Konnektivismus, Meta-Lernen, Conversational Learning, informelles Lernen, Web 3.0 - alles wird anders, glaubt man den "Internet Gurus", die von der Zukunft des Lernens berichten. Ähnlich dem Buchdruck, bei dem plötzlich das Wissen, das einigen wenigen Gelehrten vorbehalten war, einer breiten Masse zugänglich wurde, wird dank des Internets und speziell des Web 2.0 Wissen nicht mehr nur vom Fachmann produziert, sondern von jedermann. Wikipedia ist das Beispiel, das stets dafür herhalten muss. Mit anderen Worten: Der Buchdruck sorgte dafür, dass alle Menschen Zugriff zu Wissen erhielten, das Web 2.0 macht es möglich, dass alle Menschen ihr Wissen allen zur Verfügung stellen können.

Das ist ja in der Tat neu. Wie konnte zuvor ein Hobby-Gärtner seine Erkenntnisse, die möglicherweise ein bestimmtes Spezialwissen enthalten, allen anderen anbieten?

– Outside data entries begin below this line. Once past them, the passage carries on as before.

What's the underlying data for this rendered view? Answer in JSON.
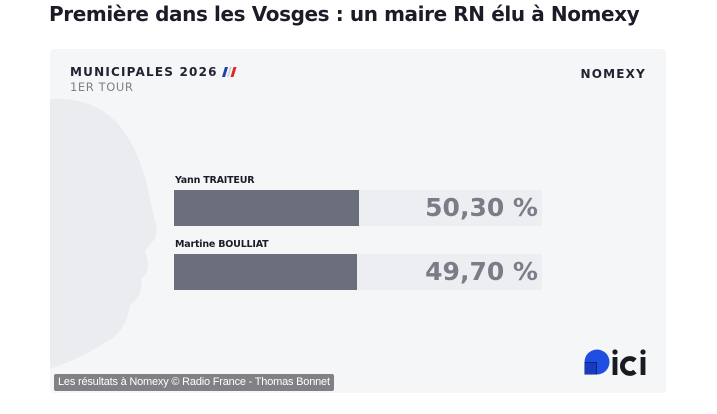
{
  "page": {
    "title": "Première dans les Vosges : un maire RN élu à Nomexy"
  },
  "card": {
    "election_title": "MUNICIPALES 2026",
    "round": "1ER TOUR",
    "commune": "NOMEXY",
    "flag_icon": "french-flag-icon",
    "logo_icon": "ici-logo-icon",
    "colors": {
      "background": "#f5f6f8",
      "bar_fill": "#6b6f7b",
      "bar_track": "#eceef1",
      "percent_text": "#7a7d87",
      "logo_blue": "#1f4fe0"
    }
  },
  "chart_data": {
    "type": "bar",
    "orientation": "horizontal",
    "categories": [
      "Yann TRAITEUR",
      "Martine BOULLIAT"
    ],
    "values": [
      50.3,
      49.7
    ],
    "value_labels": [
      "50,30 %",
      "49,70 %"
    ],
    "unit": "%",
    "xlim": [
      0,
      100
    ],
    "grid": false,
    "legend": "none",
    "title": "MUNICIPALES 2026",
    "subtitle": "1ER TOUR"
  },
  "caption": "Les résultats à Nomexy © Radio France - Thomas Bonnet"
}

Dank des Internets besteht nun die Möglichkeit, es zu erhalten, zu verbreiten und durch die Vernetzung weiter zu entwickeln. Der Mensch ist nicht mehr Träger isolierten Wissens, sondern mehr eine Art "Knoten in einem Netzwerk". Dadurch wird das "Wissen was" ersetzt durch ein "Wissen wo". Noch ein feiner Satz: "Ich speichere mein Wissen in meinen Freunden. Wissen sammelt man, indem man Menschen sammelt." Und natürlich speichert man sein Wissen in Computern.

Das kommt mir bekannt vor: Man muss nichts selbst wissen, Hauptsache, man weiß, wo es steht. Galt doch schon immer, außer in Prüfungen, oder? Nur muss ich heute nicht mehr stundenlang in Bibliotheken herumsuchen, das Internet und seine sozialen Netzwerke sind viel schneller. Allerdings wohl auch komplexer und größer, was die Suche wieder erschwert. Aber da soll das "semantische Web" helfen - noch ein neuer Begriff.

Mal auf die Spitze getrieben: Wenn alle nur noch wissen, wo das Wissen zu finden ist - wer weiß dann noch was? Und was hilft es mir, den Ort des benötigten Wissens zu kennen, wenn mir die Voraussetzungen fehlen, es auch zu verstehen?

Videos von Vorlesungen können den Besuch von Hörsälen ersetzen, das kann in der Tat sehr vieles erleichtern. Aber es bleibt doch eine Vorlesung, deren Inhalt ich verstehen muss.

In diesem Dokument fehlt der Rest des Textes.